A: So about communities: It's not values, it’s activity. It’s activity, it’s what we do together. We focus too much on values and consumer preferences. That’s solving for a difference.

If you're developing housing, a neighbourhood for example, then maybe the question is: What activities can we share? And golf is one of those activities that a lot of people are sharing, even though most of the developments around golf aren't very diverse.

h: It's true. Even years ago, when my anti-golf bias was pretty entrenched, I'd be surprised at the who was golfing. Young guys I was logging with. They were golfers. And then there’s guys I was tree planting with. They were golfers. One of my sons, he's a golfer. And he doesn't fit any golfer stereotype that I had. And I realized that, wow, I had this idea of what golf is, but there are a bunch of people playing golf who really don't fit my stereotype, that the golf course is much more diverse than I thought.

A: It’s true. My Uncle Gary, who is a commercial fisherman, he loves golf. He’s crazy about it. And then there are the politically very conservative guys I used to work with in Toronto. They loved golf too.

h: Which emphasizes your point that we get together through activities and some kind of "mixed" non-homogenous, more authentic social life happens.

A: It's important to point out – again – that this is not about values. Values are the difference. If you wear your values – if you had to wear a "value suit" of your values on your clothing every day, we'd never talk to each other. We just know, right off the bat, that we obviously couldn't have a conversation.

h: And we might not play golf together either.

A: Exactly, but if you wear your golf suit everywhere, people will talk to you. They'll connect with you because they see you like golf. That’s a core observation.

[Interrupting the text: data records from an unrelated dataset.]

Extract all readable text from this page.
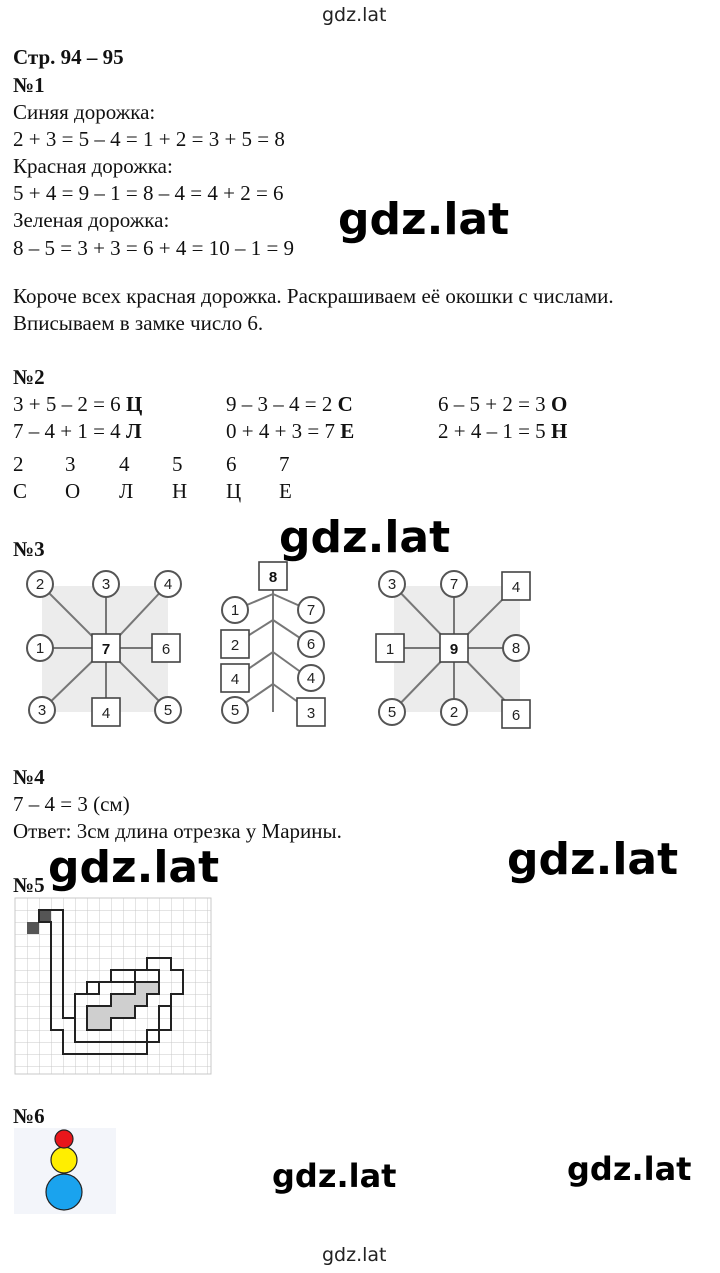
gdz.lat
Стр. 94 – 95
№1
Синяя дорожка:
2 + 3 = 5 – 4 = 1 + 2 = 3 + 5 = 8
Красная дорожка:
5 + 4 = 9 – 1 = 8 – 4 = 4 + 2 = 6
Зеленая дорожка:
8 – 5 = 3 + 3 = 6 + 4 = 10 – 1 = 9
Короче всех красная дорожка. Раскрашиваем её окошки с числами.
Вписываем в замке число 6.
№2
3 + 5 – 2 = 6 Ц	9 – 3 – 4 = 2 С	6 – 5 + 2 = 3 О
7 – 4 + 1 = 4 Л	0 + 4 + 3 = 7 Е	2 + 4 – 1 = 5 Н
2 3 4 5 6 7
С О Л Н Ц Е
№3
2	3	4
1	7	6
3	4	5
8
1	7
2	6
4	4
5	3
3	7	4
1	9	8
5	2	6
№4
7 – 4 = 3 (см)
Ответ: 3см длина отрезка у Марины.
№5
№6
gdz.lat
gdz.lat
gdz.lat	gdz.lat
gdz.lat	gdz.lat
gdz.lat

h: This is helping me get a handle on something that goes way back to my first years of sociology. I think it was Durkheim, and his ideas about organic and mechanical solidarity. Maybe it was just the words. But he described traditional or "mixed" community as "mechanical" solidarity, and modern community, where we tend to create more homogeneous social groups, as being "organic." I always thought that "mechanical" or "mixed" was how community really worked. That a "mechanical" community was where I wanted to live – it was, in fact, where I was living. In this little community on Vancouver Island. Where I still live. I just had this problem with his terminology, because for me "organic" meant better, more authentic.

A: Yes.

h: And in my experience growing up in a small town – you grew up in Nanaimo and maybe it was a little bit different – but in Black Creek, I grew up knowing so many different kinds of people. I got to deal with a lot of different people.

And it’s still, even though the Comox Valley's gotten bigger, it’s still pretty easy to run into the banker, the mayor, the teacher, the construction guy at the same social functions, and end up having conversations. As well as the guy planting trees and the woman baking bread.

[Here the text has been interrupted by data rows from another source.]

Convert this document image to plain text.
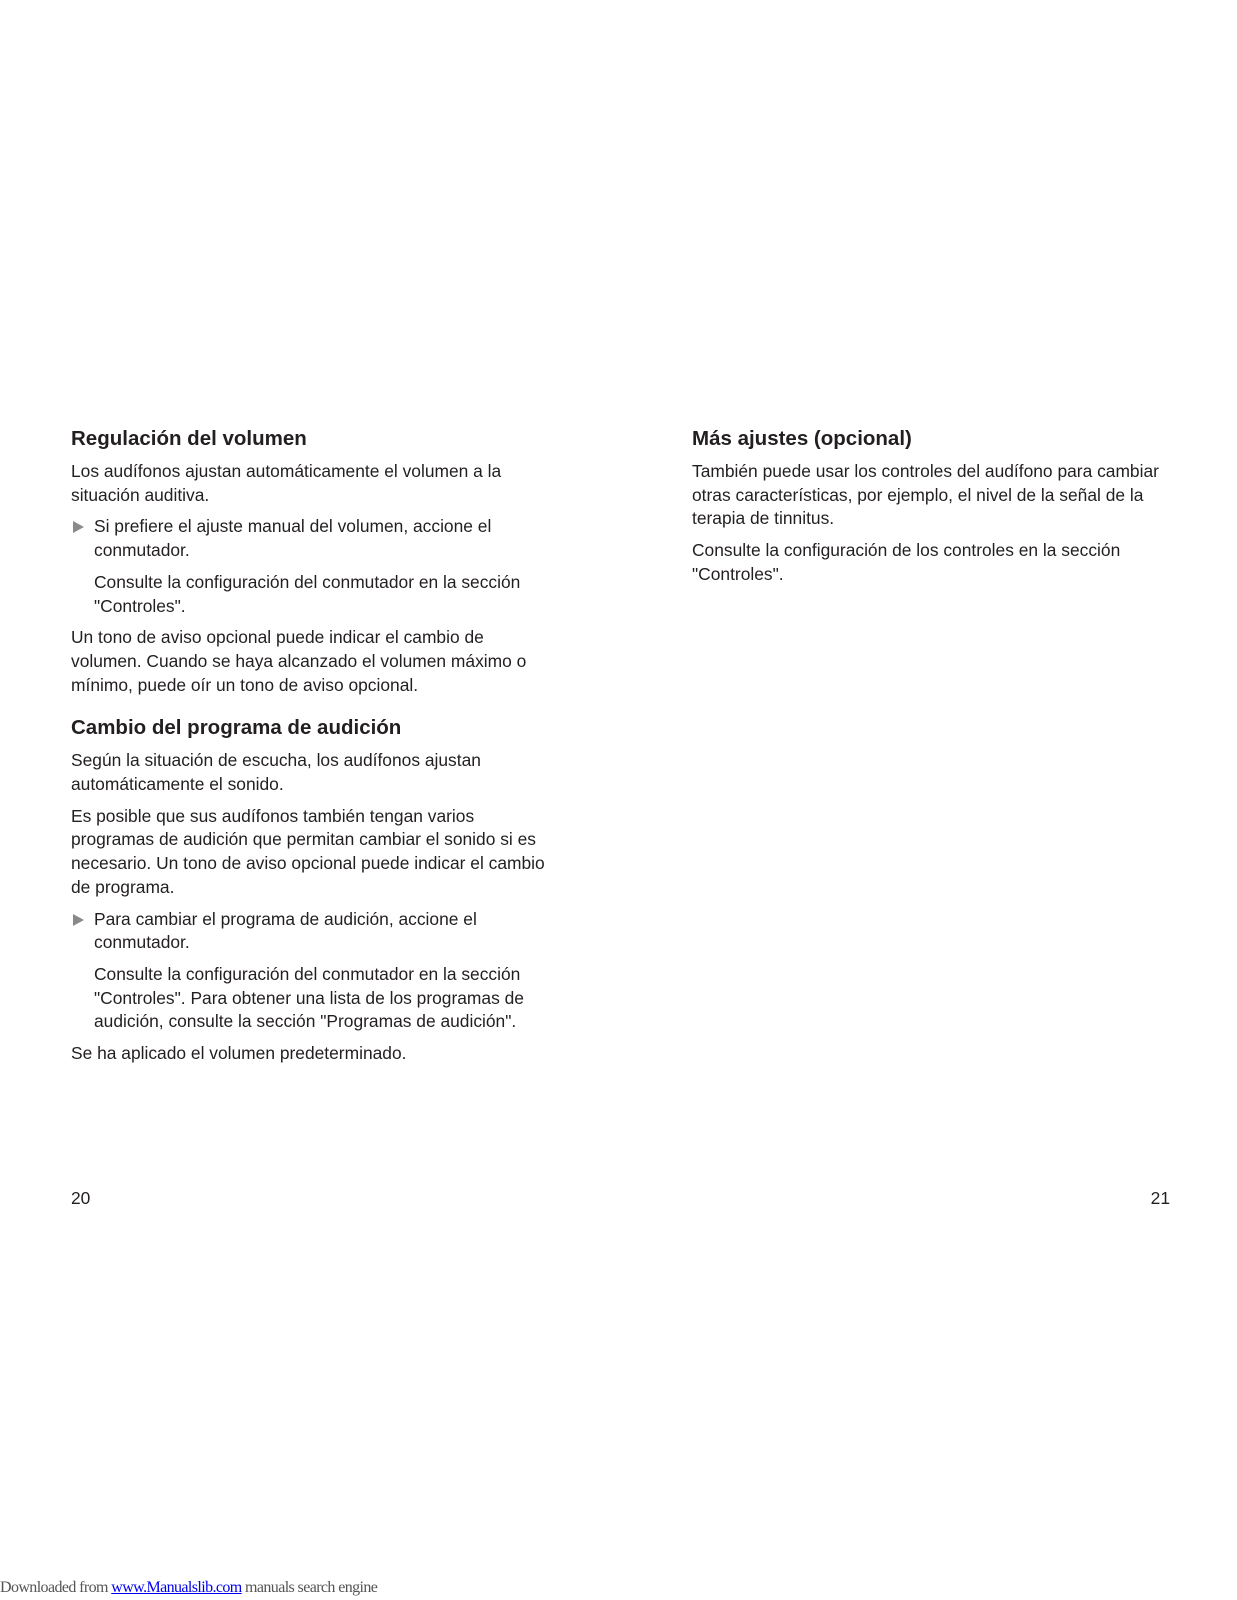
Regulación del volumen

Los audífonos ajustan automáticamente el volumen a la situación auditiva.

Si prefiere el ajuste manual del volumen, accione el conmutador.

Consulte la configuración del conmutador en la sección "Controles".

Un tono de aviso opcional puede indicar el cambio de volumen. Cuando se haya alcanzado el volumen máximo o mínimo, puede oír un tono de aviso opcional.

Cambio del programa de audición

Según la situación de escucha, los audífonos ajustan automáticamente el sonido.

Es posible que sus audífonos también tengan varios programas de audición que permitan cambiar el sonido si es necesario. Un tono de aviso opcional puede indicar el cambio de programa.

Para cambiar el programa de audición, accione el conmutador.

Consulte la configuración del conmutador en la sección "Controles". Para obtener una lista de los programas de audición, consulte la sección "Programas de audición".

Se ha aplicado el volumen predeterminado.

Más ajustes (opcional)

También puede usar los controles del audífono para cambiar otras características, por ejemplo, el nivel de la señal de la terapia de tinnitus.

Consulte la configuración de los controles en la sección "Controles".

20	21
Downloaded from www.Manualslib.com manuals search engine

A: Yes. And if you are involved in shared activities – golf, choir, dancing, or fishing for steelhead – then you may really connect with them. Which bring us back to solving for similarity. And using the idea of shared activity as a way to create new neighbourhoods or developments that people actually want to live in – not just sleep in. Which is what Mark is talking about when he talks about "cultural precincts." The kinds of places in a community where the smooth-sauce-people and the chunky-sauce-people – and even the anchovy-sauce-people – do stuff together. Get to know each other. Go bowling in their Hawaiian shirts and listen to Johnny Cash together...and then maybe the Ramones.